BP Studios has been designing mobile apps in Raleigh for more than 15 years. Keeping the user's driving force in mind, we’ve come up with 10 principles of mobile app design for you to follow.


“I Want To Do”

Menus: Ensure that the menu is concise with no overlap. Having categories that overlap in action, product or service can be confusing and counterintuitive.

Back Function: Don’t force a user to start over because they need to go back one step. Create  back function that can be performed in one step.


Form Errors: It’s a pain to hit submit only to find out there is an error. Notify  the user of form errors in real time. This will allow them to move through the app more efficiently.


“I Want To Buy”

Payment Options:  When programing in the payment options add as many of the credit card vendors as you can, and also include options like Payal and Apple Pay.


Search: Your search options should be highly visible. Also, include autocorrect and prediction text.

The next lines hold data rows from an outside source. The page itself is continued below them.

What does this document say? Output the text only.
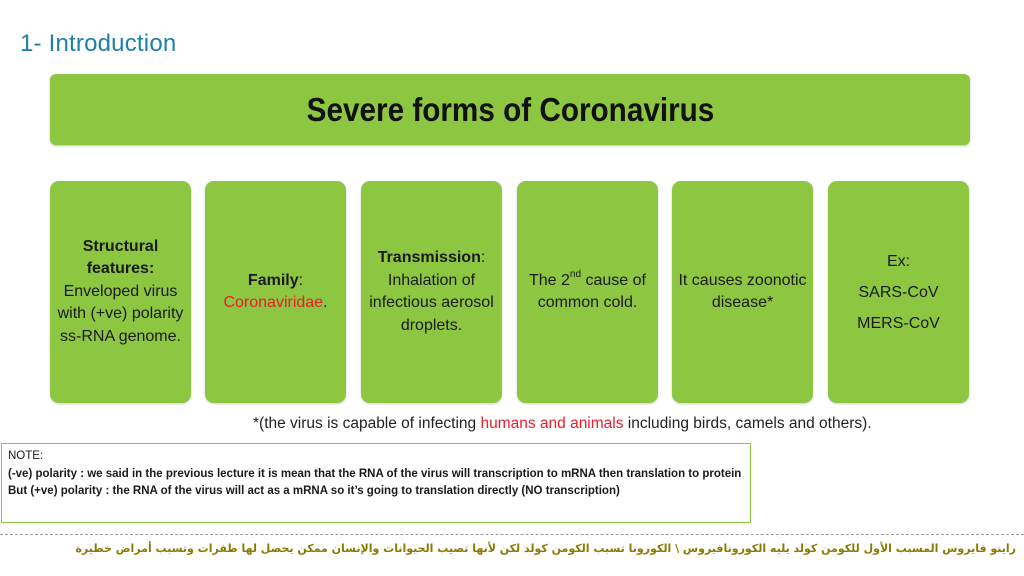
1- Introduction
Severe forms of Coronavirus
Structural features:
Enveloped virus with (+ve) polarity ss-RNA genome.
Family:
Coronaviridae.
Transmission:
Inhalation of infectious aerosol droplets.
The 2nd cause of common cold.
It causes zoonotic disease*
Ex:
SARS-CoV
MERS-CoV
*(the virus is capable of infecting humans and animals including birds, camels and others).
NOTE:
(-ve) polarity : we said in the previous lecture it is mean that the RNA of the virus will transcription to mRNA then translation to protein
But (+ve) polarity : the RNA of the virus will act as a mRNA so it’s going to translation directly (NO transcription)
راينو فايروس المسبب الأول للكومن كولد يليه الكورونافيروس \ الكورونا تسبب الكومن كولد لكن لأنها تصيب الحيوانات والإنسان ممكن يحصل لها طفرات وتسبب أمراض خطيرة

Text Input: If the text input calls for numbers, match this to the keyboard and vice-versa.


“I Want To Know”

Permissions: Ask the user during the relevant task for permissions. Also, inform the user how allowing the app that particular use will benefit them.


Sign In: Many times users will see something on TV and want to look it up on their phone quickly. It’s annoying to be thwarted by a sign on issue.  Make sure you distinguish sign-in form vs. Sign-up in a way that’s visually and quickly recognized. Also, allow third party sign-ins. Users are often already logged into things like their Gmail account or Facebook.


“I Want to Go”

Icon Labels: Label icons with text. Not all icon communications are universal. So, labeling them with text ensures a better understanding and UX.


Location Settings: Most apps auto detect location. But, many times users want to find businesses in other areas. So, make it really simply to change the location settings.

The ability to develop and design mobile apps within the complexities of marketing and UX have become critical. As your users start to expect more personalization and intuitiveness from mobile applications. Companies that can stay ahead of trend stand to gain many more new customers and loyal users.